Apple Wiki
Apple Wiki

The 16-core Neural Engine in the schematic of the Apple M1.

Apple's Neural Engine (ANE) is the marketing name for a group of specialized cores functioning as a neural processing unit (NPU) dedicated to the acceleration of artificial intelligence operations and machine learning tasks.[1]


The first Neural Engine was introduced in September 2017 as part of the Apple A11 "Bionic" chip. It consisted of two cores that could perform up to 600 billion operations per second for real-time processing of machine learning algorithms dedicated to features such as Animoji and Face ID. However, an API was not yet available for 3rd-party developers. The Neural Engine in the Apple A12 (also called "Bionic") was expanded to eight cores that could process up to 5 trillion operations per second. An API named Core ML was released in 2018 to allow developers to take advantage of the Neural Engine, which ran up to nine times faster on the A12 while using one-tenth of the power of the version in the A11. The 8-core Neural Engine within the Apple A13 that was released in September 2019 was 20% faster while using 15% less power.[2]

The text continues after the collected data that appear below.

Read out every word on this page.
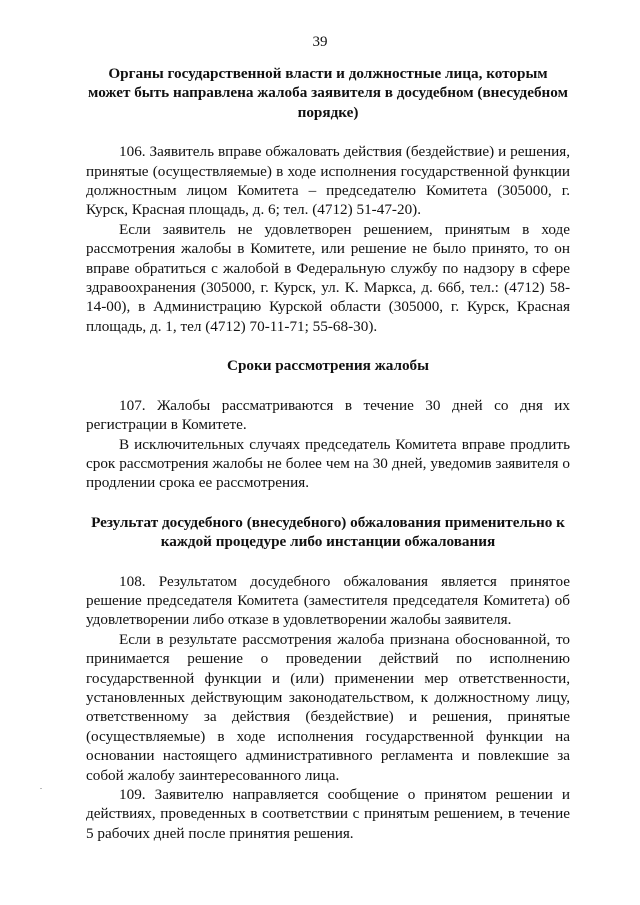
39

Органы государственной власти и должностные лица, которым может быть направлена жалоба заявителя в досудебном (внесудебном порядке)

106. Заявитель вправе обжаловать действия (бездействие) и решения, принятые (осуществляемые) в ходе исполнения государственной функции должностным лицом Комитета – председателю Комитета (305000, г. Курск, Красная площадь, д. 6; тел. (4712) 51-47-20).

Если заявитель не удовлетворен решением, принятым в ходе рассмотрения жалобы в Комитете, или решение не было принято, то он вправе обратиться с жалобой в Федеральную службу по надзору в сфере здравоохранения (305000, г. Курск, ул. К. Маркса, д. 66б, тел.: (4712) 58-14-00), в Администрацию Курской области (305000, г. Курск, Красная площадь, д. 1, тел (4712) 70-11-71; 55-68-30).

Сроки рассмотрения жалобы

107. Жалобы рассматриваются в течение 30 дней со дня их регистрации в Комитете.

В исключительных случаях председатель Комитета вправе продлить срок рассмотрения жалобы не более чем на 30 дней, уведомив заявителя о продлении срока ее рассмотрения.

Результат досудебного (внесудебного) обжалования применительно к каждой процедуре либо инстанции обжалования

108. Результатом досудебного обжалования является принятое решение председателя Комитета (заместителя председателя Комитета) об удовлетворении либо отказе в удовлетворении жалобы заявителя.

Если в результате рассмотрения жалоба признана обоснованной, то принимается решение о проведении действий по исполнению государственной функции и (или) применении мер ответственности, установленных действующим законодательством, к должностному лицу, ответственному за действия (бездействие) и решения, принятые (осуществляемые) в ходе исполнения государственной функции на основании настоящего административного регламента и повлекшие за собой жалобу заинтересованного лица.

109. Заявителю направляется сообщение о принятом решении и действиях, проведенных в соответствии с принятым решением, в течение 5 рабочих дней после принятия решения.
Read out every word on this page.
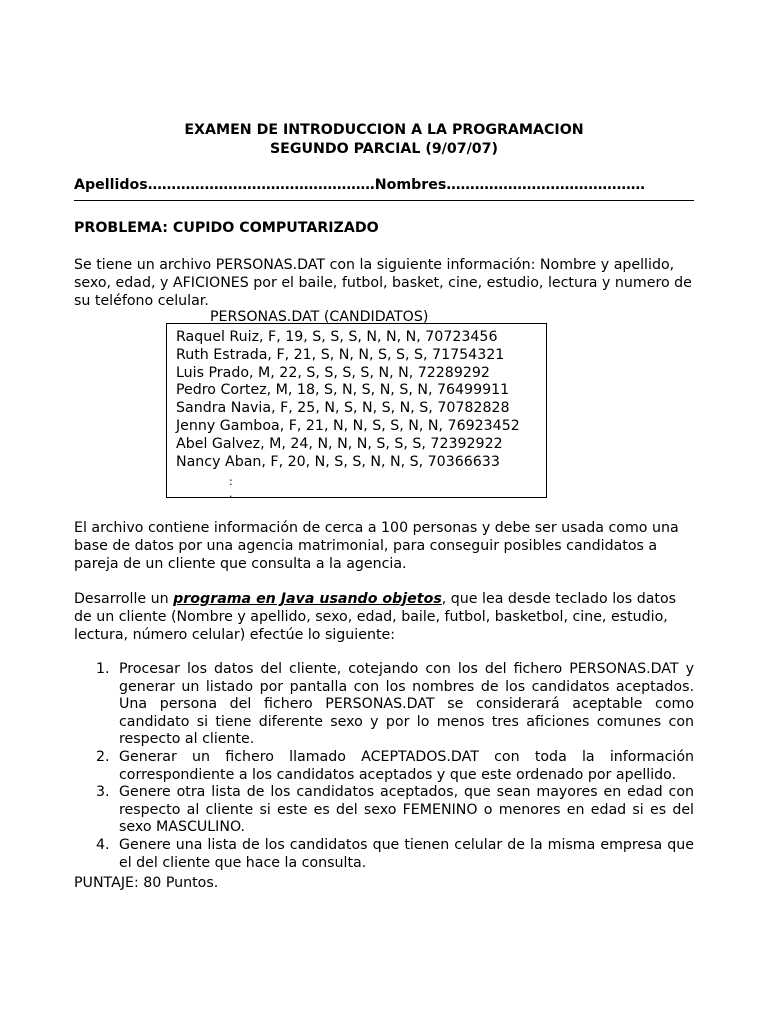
EXAMEN DE INTRODUCCION A LA PROGRAMACION
SEGUNDO PARCIAL (9/07/07)
Apellidos…………………………………………Nombres……………………………………
PROBLEMA: CUPIDO COMPUTARIZADO
Se tiene un archivo PERSONAS.DAT con la siguiente información: Nombre y apellido, sexo, edad, y AFICIONES por el baile, futbol, basket, cine, estudio, lectura y numero de su teléfono celular.
PERSONAS.DAT (CANDIDATOS)
Raquel Ruiz, F, 19, S, S, S, N, N, N, 70723456
Ruth Estrada, F, 21, S, N, N, S, S, S, 71754321
Luis Prado, M, 22, S, S, S, S, N, N, 72289292
Pedro Cortez, M, 18, S, N, S, N, S, N, 76499911
Sandra Navia, F, 25, N, S, N, S, N, S, 70782828
Jenny Gamboa, F, 21, N, N, S, S, N, N, 76923452
Abel Galvez, M, 24, N, N, N, S, S, S, 72392922
Nancy Aban, F, 20, N, S, S, N, N, S, 70366633
:
.
El archivo contiene información de cerca a 100 personas y debe ser usada como una base de datos por una agencia matrimonial, para conseguir posibles candidatos a pareja de un cliente que consulta a la agencia.
Desarrolle un programa en Java usando objetos, que lea desde teclado los datos de un cliente (Nombre y apellido, sexo, edad, baile, futbol, basketbol, cine, estudio, lectura, número celular) efectúe lo siguiente:
1. Procesar los datos del cliente, cotejando con los del fichero PERSONAS.DAT y generar un listado por pantalla con los nombres de los candidatos aceptados. Una persona del fichero PERSONAS.DAT se considerará aceptable como candidato si tiene diferente sexo y por lo menos tres aficiones comunes con respecto al cliente.
2. Generar un fichero llamado ACEPTADOS.DAT con toda la información correspondiente a los candidatos aceptados y que este ordenado por apellido.
3. Genere otra lista de los candidatos aceptados, que sean mayores en edad con respecto al cliente si este es del sexo FEMENINO o menores en edad si es del sexo MASCULINO.
4. Genere una lista de los candidatos que tienen celular de la misma empresa que el del cliente que hace la consulta.
PUNTAJE: 80 Puntos.
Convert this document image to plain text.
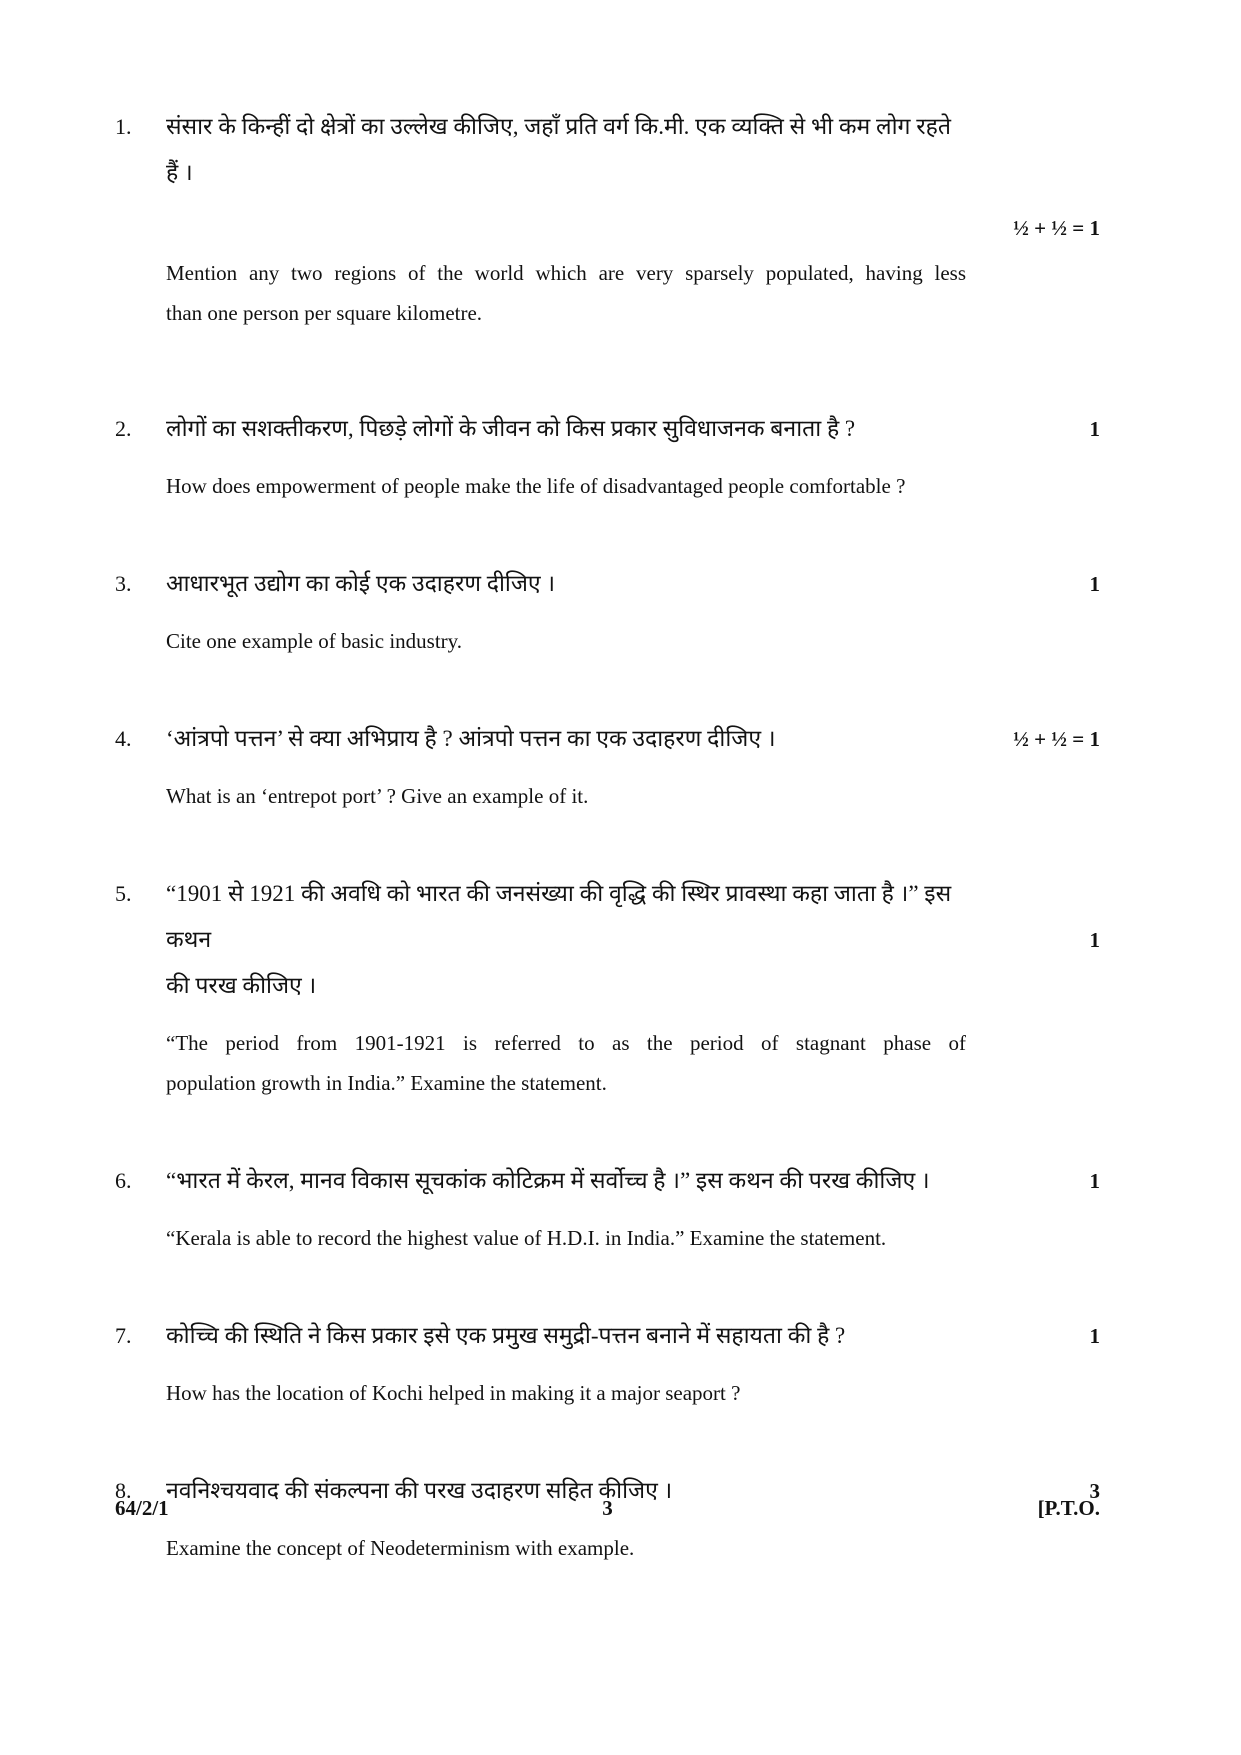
1.	संसार के किन्हीं दो क्षेत्रों का उल्लेख कीजिए, जहाँ प्रति वर्ग कि.मी. एक व्यक्ति से भी कम लोग रहते हैं ।

½ + ½ = 1

Mention any two regions of the world which are very sparsely populated, having less
than one person per square kilometre.

2.	लोगों का सशक्तीकरण, पिछड़े लोगों के जीवन को किस प्रकार सुविधाजनक बनाता है ?

How does empowerment of people make the life of disadvantaged people comfortable ?

1
3.	आधारभूत उद्योग का कोई एक उदाहरण दीजिए ।

Cite one example of basic industry.

1
4.	‘आंत्रपो पत्तन’ से क्या अभिप्राय है ? आंत्रपो पत्तन का एक उदाहरण दीजिए ।

What is an ‘entrepot port’ ? Give an example of it.

½ + ½ = 1
5.	“1901 से 1921 की अवधि को भारत की जनसंख्या की वृद्धि की स्थिर प्रावस्था कहा जाता है ।” इस कथन
की परख कीजिए ।

“The period from 1901-1921 is referred to as the period of stagnant phase of
population growth in India.” Examine the statement.

1
6.	“भारत में केरल, मानव विकास सूचकांक कोटिक्रम में सर्वोच्च है ।” इस कथन की परख कीजिए ।

“Kerala is able to record the highest value of H.D.I. in India.” Examine the statement.

1
7.	कोच्चि की स्थिति ने किस प्रकार इसे एक प्रमुख समुद्री-पत्तन बनाने में सहायता की है ?

How has the location of Kochi helped in making it a major seaport ?

1
8.	नवनिश्चयवाद की संकल्पना की परख उदाहरण सहित कीजिए ।

Examine the concept of Neodeterminism with example.

3
64/2/1	3	[P.T.O.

The Apple A14 was released in October 2020 with the number of Neural Engine cores doubled to 16, providing the ability to perform up to 11 trillion operations per second.[3] The Apple M1 was released in November 2020 with improved overall performance and power efficiency, but a Neural Engine that was largely unchanged from the A14.[4] The Apple A15 was announced in September 2021 with 16 Neural Engine cores like earlier models, but with the ability to perform up to 15.8 trillion operations per second.[5] However, Neural Engine performance in the Apple M1 Pro and Max, introduced in the following month, was unchanged from the lower performance of the original M1.[6] The Apple M1 Ultra was introduced in March 2022 which used a previously unrevealed interconnect called UltraFusion to effectively double the number of cores and performance over that of the M1 Max.[7]

Neural Engine version history

SoC Introduced Process Neural cores Peak ops/sec. Note
Apple A11 September 2017 10 nm 2 600 billion
Apple A12 September 2018 7 nm 8 5 trillion 90% lower power consumption.
Apple A13 September 2019 7 nm 8 6 trillion 15% lower power consumption.
Apple A14 October 2020 5 nm 16 11 trillion
Apple M1 November 2020 5 nm 16 11 trillion
Apple A15 September 2021 5 nm 16 15.8 trillion
Apple M1 Pro
Apple M1 Max
October 2021 5 nm 16 11 trillion Same as original Apple M1.
Apple M1 Ultra March 2022 5 nm 32 22 trillion 2x Apple M1 Max


See also

  • Velocity Engine, older vector processing technology used in the PowerPC G4 and G5.